I usually liked my photos to be very contrasty and saturated. Punchy. So I would light with the result in mind. I would also underexpose slightly to increase the saturation. Just as with BW film, if you underexpose slightly and then push (increase development time) you get a more pronounced degree of contrast. Another factor is the type of film you use. Some are designed to have less or more contrast, greater or not as much saturation. A film like Kodachrome 25, for example, had a very pretty and not very contrasty emulsion. And various E-6 films like the Ektachromes or a lush film like Velvia, would each yield a different and distinctive appearance.
Shooting digital all this has changed. For one thing, shooting RAW (just recording what comes in through the lens without any processing) there is no BW or color.
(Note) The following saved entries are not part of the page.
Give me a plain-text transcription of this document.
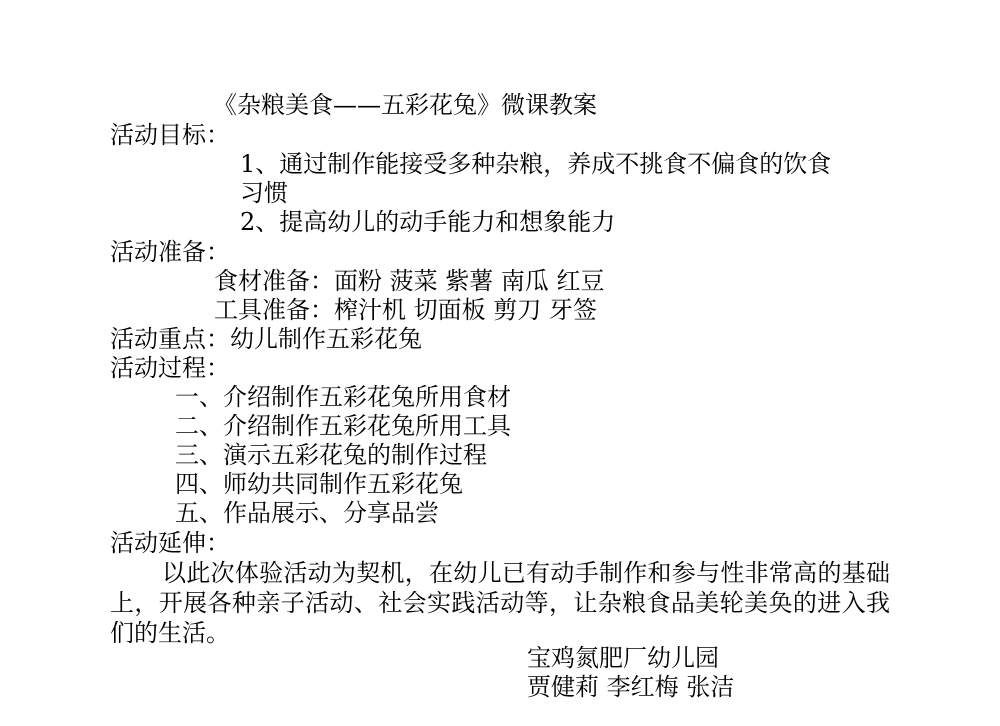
《杂粮美食——五彩花兔》微课教案
活动目标：
1、通过制作能接受多种杂粮，养成不挑食不偏食的饮食
习惯
2、提高幼儿的动手能力和想象能力
活动准备：
食材准备：面粉 菠菜 紫薯 南瓜 红豆
工具准备：榨汁机 切面板 剪刀 牙签
活动重点：幼儿制作五彩花兔
活动过程：
一、介绍制作五彩花兔所用食材
二、介绍制作五彩花兔所用工具
三、演示五彩花兔的制作过程
四、师幼共同制作五彩花兔
五、作品展示、分享品尝
活动延伸：
以此次体验活动为契机，在幼儿已有动手制作和参与性非常高的基础上，开展各种亲子活动、社会实践活动等，让杂粮食品美轮美奂的进入我们的生活。
宝鸡氮肥厂幼儿园
贾健莉 李红梅 张洁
You make that choice later. And there is no need to be overly concerned with adjustments like saturation. That, too, can be altered after the fact. You still need to be aware of exposure and the use of lighting adjustments such as strobe, tungsten lights or reflectors. But many of the techniques and choices necessary shooting film are not longer relevant. (Which is one reason why so much photography once done by experienced pros no longer has to be.)
So what do digital photographers need be aware of when shooting an image? Well, one is certainly still exposure. The better choice in exposure the easy it is to end up with the highest quality image. But I have found a big difference in how to expose digital images rather than film. Whereas I preferred to slightly underexpose slide film, it turns out the most information in a digital file is in the brighter areas. You don't want to blow out the image, but a little bit brighter is generally better than a little bit darker.
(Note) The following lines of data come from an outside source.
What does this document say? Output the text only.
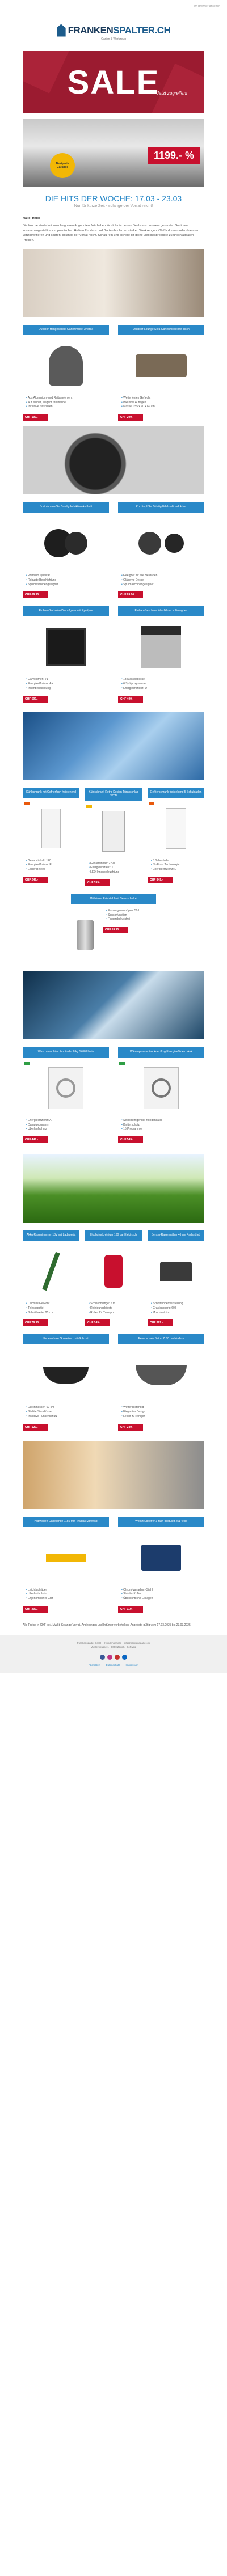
Im Browser ansehen
FRANKENSPALTER.CH
Garten & Werkzeug
SALE
Jetzt zugreifen!
Bestpreis Garantie
1199.- %
DIE HITS DER WOCHE: 17.03 - 23.03
Nur für kurze Zeit - solange der Vorrat reicht!
Hallo! Hallo
Die Woche startet mit unschlagbaren Angeboten! Wir haben für dich die besten Deals aus unserem gesamten Sortiment zusammengestellt – von praktischen Helfern für Haus und Garten bis hin zu starken Werkzeugen. Ob für drinnen oder draussen: Jetzt profitieren und sparen, solange der Vorrat reicht. Schau rein und sichere dir deine Lieblingsprodukte zu unschlagbaren Preisen.
Outdoor-Hängesessel Gartenmöbel Andrea
• Aus Aluminium- und Rattanelement
• Auf kleiner, elegant Stellfläche
• Inklusive Sitzkissen
CHF 199.-
Outdoor-Lounge Sofa Gartenmöbel mit Tisch
• Wetterfestes Geflecht
• Inklusive Auflagen
• Masse: 155 x 70 x 69 cm
CHF 299.-
Bratpfannen-Set 3-teilig Induktion Antihaft
• Premium Qualität
• Robuste Beschichtung
• Spülmaschinengeeignet
CHF 69.90
Kochtopf-Set 5-teilig Edelstahl Induktion
• Geeignet für alle Herdarten
• Gläserne Deckel
• Spülmaschinengeeignet
CHF 89.90
Einbau-Backofen Dampfgarer mit Pyrolyse
• Garvolumen: 71 l
• Energieeffizienz: A+
• Innenbeleuchtung
CHF 599.-
Einbau-Geschirrspüler 60 cm vollintegriert
• 13 Massgedecke
• 6 Spülprogramme
• Energieeffizienz: D
CHF 499.-
Kühlschrank mit Gefrierfach freistehend
• Gesamtinhalt: 120 l
• Energieeffizienz: E
• Leiser Betrieb
CHF 249.-
Kühlschrank Retro-Design Türanschlag rechts
• Gesamtinhalt: 229 l
• Energieeffizienz: D
• LED-Innenbeleuchtung
CHF 399.-
Gefrierschrank freistehend 5 Schubladen
• 5 Schubladen
• No Frost Technologie
• Energieeffizienz: E
CHF 349.-
Mülleimer Edelstahl mit Sensordeckel
• Fassungsvermögen: 50 l
• Sensorfunktion
• Fingerabdruckfrei
CHF 59.90
Waschmaschine Frontlader 8 kg 1400 U/min
• Energieeffizienz: A
• Dampfprogramm
• Überlaufschutz
CHF 449.-
Wärmepumpentrockner 8 kg Energieeffizienz A++
• Selbstreinigender Kondensator
• Knitterschutz
• 15 Programme
CHF 549.-
Akku-Rasentrimmer 18V mit Ladegerät
• Leichtes Gewicht
• Teleskopstiel
• Schnittbreite: 25 cm
CHF 79.90
Hochdruckreiniger 130 bar Elektrisch
• Schlauchlänge: 5 m
• Reinigungsbürste
• Rollen für Transport
CHF 149.-
Benzin-Rasenmäher 46 cm Radantrieb
• Schnitthöhenverstellung
• Grasfangkorb: 60 l
• Mulchfunktion
CHF 329.-
Feuerschale Gusseisen mit Grillrost
• Durchmesser: 60 cm
• Stabile Standfüsse
• Inklusive Funkenschutz
CHF 129.-
Feuerschale Beton Ø 80 cm Modern
• Wetterbeständig
• Elegantes Design
• Leicht zu reinigen
CHF 249.-
Hubwagen Gabellänge 1150 mm Traglast 2500 kg
• Leichtlaufräder
• Überlastschutz
• Ergonomischer Griff
CHF 299.-
Werkzeugkoffer 3-fach bestückt 251-teilig
• Chrom-Vanadium-Stahl
• Stabiler Koffer
• Übersichtliche Einlagen
CHF 119.-
Alle Preise in CHF inkl. MwSt. Solange Vorrat. Änderungen und Irrtümer vorbehalten. Angebote gültig vom 17.03.2025 bis 23.03.2025.
Frankenspalter GmbH · Kundenservice · info@frankenspalter.ch
Musterstrasse 1 · 8000 Zürich · Schweiz
Abmelden Datenschutz Impressum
You will also get better results shooting photos that are a little less contrasty. Which can make a big difference setting up studio lights, for example. It is very easy to take a slightly flat image and bump up the contrast and less so to take a contrasty image and dial it back. Camera settings can also be factor. The best idea is to choose a setting that creates a flatter image in the camera itself and then modify it later in Photoshop or Lightroom.
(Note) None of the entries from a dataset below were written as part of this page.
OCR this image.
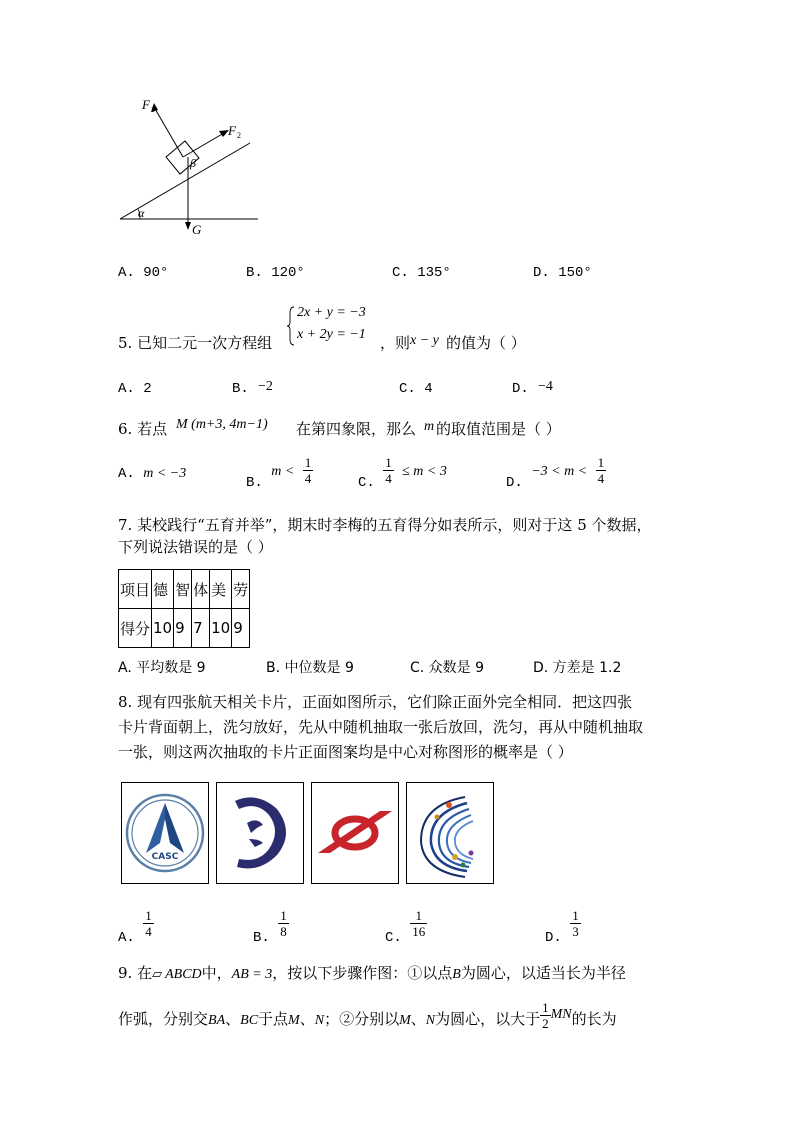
F 1
F 2
β
α
G
A. 90°	B. 120°	C. 135°	D. 150°
5. 已知二元一次方程组
2x + y = −3
x + 2y = −1 ，则 x − y 的值为（ ）
A. 2	B. −2	C. 4	D. −4
6. 若点 M (m+3, 4m−1) 在第四象限，那么 m 的取值范围是（ ）
A. m < −3
B. $m < \frac{1}{4}$	C. $\frac{1}{4} \le m < 3$
D. $-3 < m < \frac{1}{4}$
7. 某校践行“五育并举”，期末时李梅的五育得分如表所示，则对于这 5 个数据，
下列说法错误的是（ ）
项目	德	智	体	美	劳
得分	10	9	7	10	9
A. 平均数是 9	B. 中位数是 9	C. 众数是 9	D. 方差是 1.2
8. 现有四张航天相关卡片，正面如图所示，它们除正面外完全相同．把这四张
卡片背面朝上，洗匀放好，先从中随机抽取一张后放回，洗匀，再从中随机抽取
一张，则这两次抽取的卡片正面图案均是中心对称图形的概率是（ ）
CASC
A. $\frac{1}{4}$	B. $\frac{1}{8}$	C. $\frac{1}{16}$	D. $\frac{1}{3}$
9. 在▱ ABCD中，AB = 3，按以下步骤作图：①以点B为圆心，以适当长为半径
作弧，分别交BA、BC于点M、N；②分别以M、N为圆心，以大于 $\frac{1}{2}$ MN的长为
One problem some photographers have is paying too much attention to the screen at the back of the camera when judging exposure. When you are shooting RAW to be viewed on a computer screen, looking at the jpeg image on a small, plastic screen is not necessarily that reliable. Better to look at the histogram to determine whether or not your images has the appropriate amount of darker and lighter pixels for the scene being photographed. (Shooting a pale dress against a light color wall you should expect the histogram to shift way to the right since there are few if any dark areas in the image.)
So my general advice for digital photography is to keep your exposures a little bright, consult the histogram and a little flat is better than very contrasty.